Bu Fransızca kökenli kelimeyi ülkemizde ilk kullananlardan birisi olan Ahmet Mithat Efendi’yi (1844-1912) özellikle yazdığı -Felatun Bey ve Rakım Efendi gibi- romanlardan hatırlarız.
Romancımız, Osmanlı’nın çöküş döneminde yaşadığı için, kaçınılmaz olarak “beka” meselesine de el atmak zorunda hissetmiştir.
Ahmet Mithat’a göre, Osmanlı’nın “meselesi”, toplumun içinde bulunduğu yozlaşma, çürüme ve aşırılıklar ile ilgilidir – yani, onun kullandığı ve bütün bu anlamları içeren tabiri kullanırsak, “dekadans” ile.
Kurtuluş reçetesi de hazırdır: Dekadans törpülenebilirse İmparatorluk da ömrünü uzatabilecektir.
Sonrasında Osmanlı yıkılıp gittiğine göre, Ahmet Mithat, ömrünün son yıllarında “izmihlal”in geldiğini görerek rahat uyku yüzü görmemiş olmalıdır.
Son yıllarda toplumumuz -Ahmet Mithat Efendi’nin zamanında yaşadığına- benzer bir tedirginlik döneminden geçiyor.

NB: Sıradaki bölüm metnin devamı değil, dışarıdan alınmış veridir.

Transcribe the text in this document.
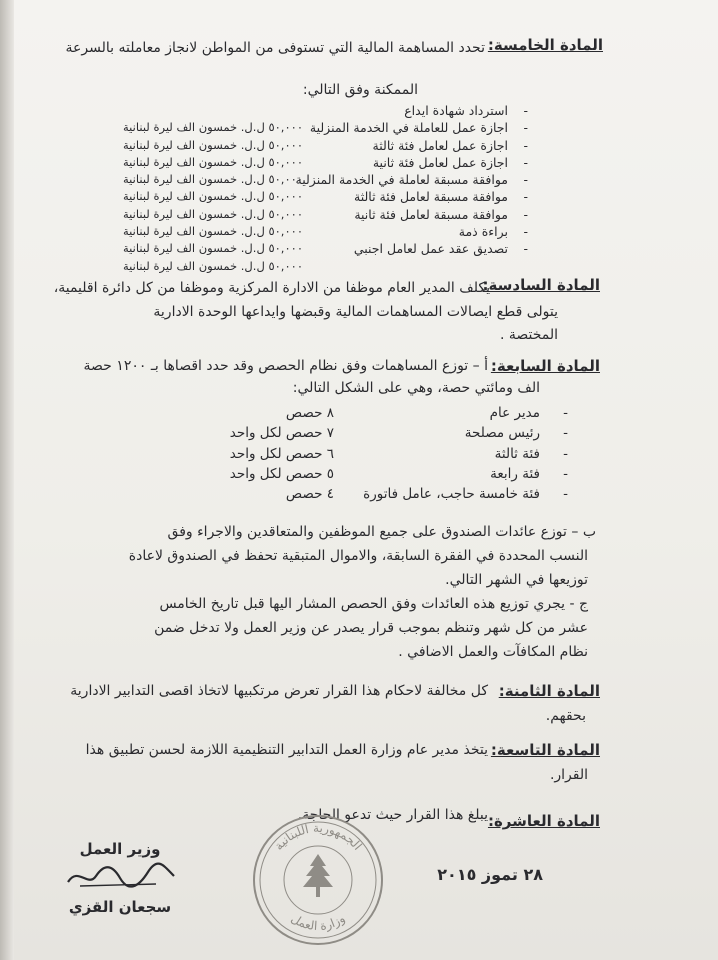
المادة الخامسة:
تحدد المساهمة المالية التي تستوفى من المواطن لانجاز معاملته بالسرعة
الممكنة وفق التالي:
-
استرداد شهادة ايداع
-
اجازة عمل للعاملة في الخدمة المنزلية
٥٠,٠٠٠ ل.ل. خمسون الف ليرة لبنانية
-
اجازة عمل لعامل فئة ثالثة
٥٠,٠٠٠ ل.ل. خمسون الف ليرة لبنانية
-
اجازة عمل لعامل فئة ثانية
٥٠,٠٠٠ ل.ل. خمسون الف ليرة لبنانية
-
موافقة مسبقة لعاملة في الخدمة المنزلية
٥٠,٠٠٠ ل.ل. خمسون الف ليرة لبنانية
-
موافقة مسبقة لعامل فئة ثالثة
٥٠,٠٠٠ ل.ل. خمسون الف ليرة لبنانية
-
موافقة مسبقة لعامل فئة ثانية
٥٠,٠٠٠ ل.ل. خمسون الف ليرة لبنانية
-
براءة ذمة
٥٠,٠٠٠ ل.ل. خمسون الف ليرة لبنانية
-
تصديق عقد عمل لعامل اجنبي
٥٠,٠٠٠ ل.ل. خمسون الف ليرة لبنانية
٥٠,٠٠٠ ل.ل. خمسون الف ليرة لبنانية
المادة السادسة:
يكلف المدير العام موظفا من الادارة المركزية وموظفا من كل دائرة اقليمية،
يتولى قطع ايصالات المساهمات المالية وقبضها وايداعها الوحدة الادارية
المختصة .
المادة السابعة:
أ – توزع المساهمات وفق نظام الحصص وقد حدد اقصاها بـ ١٢٠٠ حصة
الف ومائتي حصة، وهي على الشكل التالي:
-
مدير عام
٨ حصص
-
رئيس مصلحة
٧ حصص لكل واحد
-
فئة ثالثة
٦ حصص لكل واحد
-
فئة رابعة
٥ حصص لكل واحد
-
فئة خامسة حاجب، عامل فاتورة
٤ حصص
ب – توزع عائدات الصندوق على جميع الموظفين والمتعاقدين والاجراء وفق
النسب المحددة في الفقرة السابقة، والاموال المتبقية تحفظ في الصندوق لاعادة
توزيعها في الشهر التالي.
ج - يجري توزيع هذه العائدات وفق الحصص المشار اليها قبل تاريخ الخامس
عشر من كل شهر وتنظم بموجب قرار يصدر عن وزير العمل ولا تدخل ضمن
نظام المكافآت والعمل الاضافي .
المادة الثامنة:
كل مخالفة لاحكام هذا القرار تعرض مرتكبيها لاتخاذ اقصى التدابير الادارية
بحقهم.
المادة التاسعة:
يتخذ مدير عام وزارة العمل التدابير التنظيمية اللازمة لحسن تطبيق هذا
القرار.
المادة العاشرة:
يبلغ هذا القرار حيث تدعو الحاجة.
٢٨ تموز ٢٠١٥
الجمهورية اللبنانية
وزارة العمل
وزير العمل
سجعان القزي
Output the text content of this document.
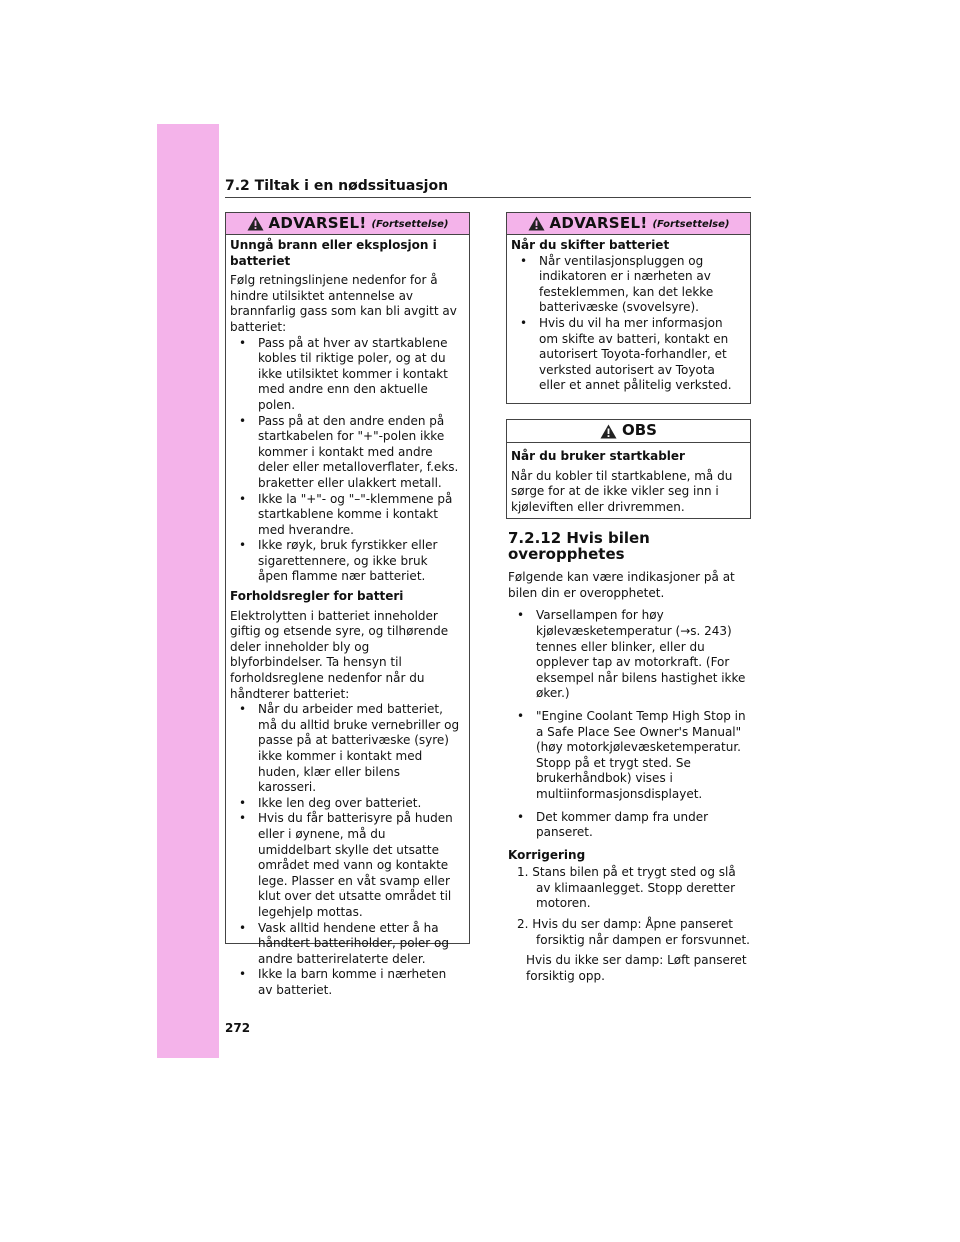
7.2 Tiltak i en nødssituasjon
ADVARSEL! (Fortsettelse)

Unngå brann eller eksplosjon i batteriet

Følg retningslinjene nedenfor for å hindre utilsiktet antennelse av brannfarlig gass som kan bli avgitt av batteriet:

• Pass på at hver av startkablene kobles til riktige poler, og at du ikke utilsiktet kommer i kontakt med andre enn den aktuelle polen.
• Pass på at den andre enden på startkabelen for "+"-polen ikke kommer i kontakt med andre deler eller metalloverflater, f.eks. braketter eller ulakkert metall.
• Ikke la "+"- og "–"-klemmene på startkablene komme i kontakt med hverandre.
• Ikke røyk, bruk fyrstikker eller sigarettennere, og ikke bruk åpen flamme nær batteriet.

Forholdsregler for batteri

Elektrolytten i batteriet inneholder giftig og etsende syre, og tilhørende deler inneholder bly og blyforbindelser. Ta hensyn til forholdsreglene nedenfor når du håndterer batteriet:

• Når du arbeider med batteriet, må du alltid bruke vernebriller og passe på at batterivæske (syre) ikke kommer i kontakt med huden, klær eller bilens karosseri.
• Ikke len deg over batteriet.
• Hvis du får batterisyre på huden eller i øynene, må du umiddelbart skylle det utsatte området med vann og kontakte lege. Plasser en våt svamp eller klut over det utsatte området til legehjelp mottas.
• Vask alltid hendene etter å ha håndtert batteriholder, poler og andre batterirelaterte deler.
• Ikke la barn komme i nærheten av batteriet.
ADVARSEL! (Fortsettelse)

Når du skifter batteriet

• Når ventilasjonspluggen og indikatoren er i nærheten av festeklemmen, kan det lekke batterivæske (svovelsyre).
• Hvis du vil ha mer informasjon om skifte av batteri, kontakt en autorisert Toyota-forhandler, et verksted autorisert av Toyota eller et annet pålitelig verksted.
OBS

Når du bruker startkabler

Når du kobler til startkablene, må du sørge for at de ikke vikler seg inn i kjøleviften eller drivremmen.

7.2.12 Hvis bilen overopphetes

Følgende kan være indikasjoner på at bilen din er overopphetet.

• Varsellampen for høy kjølevæsketemperatur (→s. 243) tennes eller blinker, eller du opplever tap av motorkraft. (For eksempel når bilens hastighet ikke øker.)
• "Engine Coolant Temp High Stop in a Safe Place See Owner's Manual" (høy motorkjølevæsketemperatur. Stopp på et trygt sted. Se brukerhåndbok) vises i multiinformasjonsdisplayet.
• Det kommer damp fra under panseret.

Korrigering

1. Stans bilen på et trygt sted og slå av klimaanlegget. Stopp deretter motoren.
2. Hvis du ser damp: Åpne panseret forsiktig når dampen er forsvunnet.

Hvis du ikke ser damp: Løft panseret forsiktig opp.

272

Osmanlı’nın çöküşünden tam bir yüzyıl sonra, bu kez, Türkiye Cumhuriyeti’nin bir “beka” sorunuyla ve buna eşlik eden dekadan tutumlarla karşı karşıya olduğu söylemi giderek yaygınlaşıyor.
Ama elbette, bekleneceği üzere, oldukça farklı tanım, bakış açısı ve yorumlarla.
İki Türkiye: İktidar ve muhalefetin çatışan bakış açıları
Mevcut AKP-MHP iktidar bloğu, Türkiye’nin, Batı merkezli bütüncül bir saldırıyla karşı karşıya olduğunu, ülkenin bekası için cumhurun “tek millet” olarak iktidarın arkasında sorgusuz sualsiz saf tutmasını, aksi takdirde “zillet” içine düşmüş olacağını öne sürmekte beis görmüyor.
Bu tezi kabul etmeyenleri de yozlaşmış, çürümüş, aşırılar ya da “mankurtlar” (kısacası dekadanlar) olarak niteliyor.
23 Haziran İstanbul yerel seçimlerinde momentum kazanmış olan CHP-İYİ Parti-Saadet Partisi (ve HDP) muhalefet bloğu ise, ülkenin bir çöküşe doğru gittiğini ama bunun dışarıdan koordine edilmiş bir saldırıdan daha çok, iktidarın yanlış iç ve dış siyasetinden kaynaklandığını ileri sürüyor.
Muhalefet bloğuna göre, dekadansın odağında, iktidar sürecinde giderek “dönüşen” AKP’nin bizatihi kendisi ve tercih ettiği -kamu yararını büyük ölçüde bir yana bırakmış- iç ve dış politikalar yatıyor.
Özetle; önemli, tarihi bir sınamayla, meydan okumayla karşı karşıya Türkiye. Bu, net.
Tartışmalı olan ise, bu zor durumun (“meselenin”) nasıl tasvir edilmesi gerektiği, bu temelde ne tür çözümlerin uygun olacağı ve bunları yaşama geçirecek dinamiklerin ve aktörlerin nasıl ortaya çıkacağıdır.
Bu sorulara iktidar-muhalefet söylemlerinin ötesinde bazı yanıtlar geliştirmeye çalışacağız.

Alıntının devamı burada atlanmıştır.